I wonder if nuthatches actually build a few prototypes before they settle down? We had a pair build in our dryer vent. We actually temp-piped the dryer back into the house for them, but then they moved on, the ungrateful wretches. Now I’m thinking maybe they break hearts all over town.
Males will excavate more than one hole in hopes a female will like one of them. I don’t know if you read my posts about the Nuthatch Fiasco of 2016. Broke my heart for sure: https://www.murrbrewster.com/uncategorized/the-edge-of-flight/
And: https://www.murrbrewster.com/uncategorized/the-edge-of-flight-part-2/
Murr, your frustration with the porch box and the red box remaining vacant is so very reminiscent of selling real estate in a slow market! Just be glad that your livelihood isn’t dependent on it!

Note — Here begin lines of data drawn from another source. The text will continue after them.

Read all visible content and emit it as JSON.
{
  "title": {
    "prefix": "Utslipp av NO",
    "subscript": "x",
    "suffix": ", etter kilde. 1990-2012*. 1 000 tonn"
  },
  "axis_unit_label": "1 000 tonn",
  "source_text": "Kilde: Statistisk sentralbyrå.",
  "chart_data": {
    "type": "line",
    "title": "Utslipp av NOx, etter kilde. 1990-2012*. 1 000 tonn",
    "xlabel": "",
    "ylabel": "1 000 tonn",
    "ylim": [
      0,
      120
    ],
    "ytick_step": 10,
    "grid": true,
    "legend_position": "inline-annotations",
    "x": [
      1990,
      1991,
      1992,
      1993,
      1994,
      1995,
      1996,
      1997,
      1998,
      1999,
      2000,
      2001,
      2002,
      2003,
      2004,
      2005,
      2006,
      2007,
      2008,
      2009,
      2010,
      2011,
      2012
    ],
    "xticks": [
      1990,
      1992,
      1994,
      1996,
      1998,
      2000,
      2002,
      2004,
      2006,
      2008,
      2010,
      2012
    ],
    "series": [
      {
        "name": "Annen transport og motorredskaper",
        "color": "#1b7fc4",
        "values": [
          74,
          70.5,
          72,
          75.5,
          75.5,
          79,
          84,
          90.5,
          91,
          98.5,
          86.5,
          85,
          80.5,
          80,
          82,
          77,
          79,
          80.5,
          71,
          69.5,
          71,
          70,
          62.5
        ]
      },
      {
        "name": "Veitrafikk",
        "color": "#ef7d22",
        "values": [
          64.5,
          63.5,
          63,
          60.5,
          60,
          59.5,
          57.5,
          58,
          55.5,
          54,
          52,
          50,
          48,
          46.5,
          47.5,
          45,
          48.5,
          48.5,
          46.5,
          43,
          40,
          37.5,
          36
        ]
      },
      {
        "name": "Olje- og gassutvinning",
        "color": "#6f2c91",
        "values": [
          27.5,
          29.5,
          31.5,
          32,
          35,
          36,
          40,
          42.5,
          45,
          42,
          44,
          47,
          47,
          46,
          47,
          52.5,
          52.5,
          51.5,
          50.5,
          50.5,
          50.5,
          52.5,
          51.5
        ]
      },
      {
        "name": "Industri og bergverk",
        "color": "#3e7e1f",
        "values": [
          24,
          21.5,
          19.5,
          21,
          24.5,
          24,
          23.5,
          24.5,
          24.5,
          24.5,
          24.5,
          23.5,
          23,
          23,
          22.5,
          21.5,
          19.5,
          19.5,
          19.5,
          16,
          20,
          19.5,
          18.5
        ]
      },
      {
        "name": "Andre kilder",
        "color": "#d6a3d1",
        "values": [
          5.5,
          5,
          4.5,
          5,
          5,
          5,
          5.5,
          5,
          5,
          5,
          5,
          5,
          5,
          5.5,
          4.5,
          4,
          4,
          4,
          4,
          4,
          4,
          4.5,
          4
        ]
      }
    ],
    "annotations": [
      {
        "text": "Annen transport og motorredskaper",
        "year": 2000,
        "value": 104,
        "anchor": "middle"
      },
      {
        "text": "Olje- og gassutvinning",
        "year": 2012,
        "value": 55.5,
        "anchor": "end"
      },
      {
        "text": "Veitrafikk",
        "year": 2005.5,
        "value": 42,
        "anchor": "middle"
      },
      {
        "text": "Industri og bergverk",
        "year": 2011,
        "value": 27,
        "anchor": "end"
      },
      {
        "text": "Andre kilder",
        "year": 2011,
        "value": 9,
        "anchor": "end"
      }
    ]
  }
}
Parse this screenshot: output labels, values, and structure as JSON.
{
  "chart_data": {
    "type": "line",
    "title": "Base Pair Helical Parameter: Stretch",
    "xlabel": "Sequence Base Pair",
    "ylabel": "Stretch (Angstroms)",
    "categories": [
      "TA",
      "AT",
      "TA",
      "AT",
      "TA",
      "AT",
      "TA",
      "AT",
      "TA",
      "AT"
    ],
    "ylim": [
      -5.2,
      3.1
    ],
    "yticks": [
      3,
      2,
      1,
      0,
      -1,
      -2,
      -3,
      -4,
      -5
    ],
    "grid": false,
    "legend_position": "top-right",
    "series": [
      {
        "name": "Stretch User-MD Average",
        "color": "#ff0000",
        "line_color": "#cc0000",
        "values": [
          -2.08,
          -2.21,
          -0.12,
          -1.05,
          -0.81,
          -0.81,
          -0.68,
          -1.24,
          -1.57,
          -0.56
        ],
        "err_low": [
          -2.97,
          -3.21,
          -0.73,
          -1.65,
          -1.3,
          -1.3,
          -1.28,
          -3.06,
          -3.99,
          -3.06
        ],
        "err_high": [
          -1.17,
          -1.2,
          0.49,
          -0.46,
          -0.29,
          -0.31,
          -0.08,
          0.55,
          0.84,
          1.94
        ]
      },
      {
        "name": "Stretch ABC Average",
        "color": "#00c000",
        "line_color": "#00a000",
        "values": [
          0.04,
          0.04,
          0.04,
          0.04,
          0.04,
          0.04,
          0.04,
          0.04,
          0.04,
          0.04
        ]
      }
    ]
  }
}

I am glad my livelihood doesn’t even exist! Wait a minute–is there EVER a downturn in D.C. real estate?
I’m so excited after years of wary watchfulness, my local crows have decided I am to be (kinda) trusted. They have been examining the vittles and sampling. It was the peanuts that got ’em.
I’ve gotten my crows (three of them) to come within two or three feet of me for a peanut, plus they swoop at my head in a friendly way (but I can feel the wingwash) when I go for a walk, and if I don’t produce, they walk beside me for a block.
We’re at our cabin in the Adirondacks for the first time this year and I’m happy to be hearing all the usual birds that we don’t get in semi-urban New Jersey. Wood Thrush, Scarlet Tanager, and more. But the most faithful of all are the Phoebes, which nest every year under the cabin’s eaves in one of two places. This year they’re above my bedroom window so when the babies hatch the mama and papa will be coming and going feeding them and I can watch in the morning. One year they decided to build a new nest and made muddy blobs all over the windows on the other side of the cabin until they decided on the door to the shed. So last year we couldn’t use our shed all summer because the nest was on the crack of the door so it couldn’t open! I was happy to see they are back to this old nest under the eaves this year.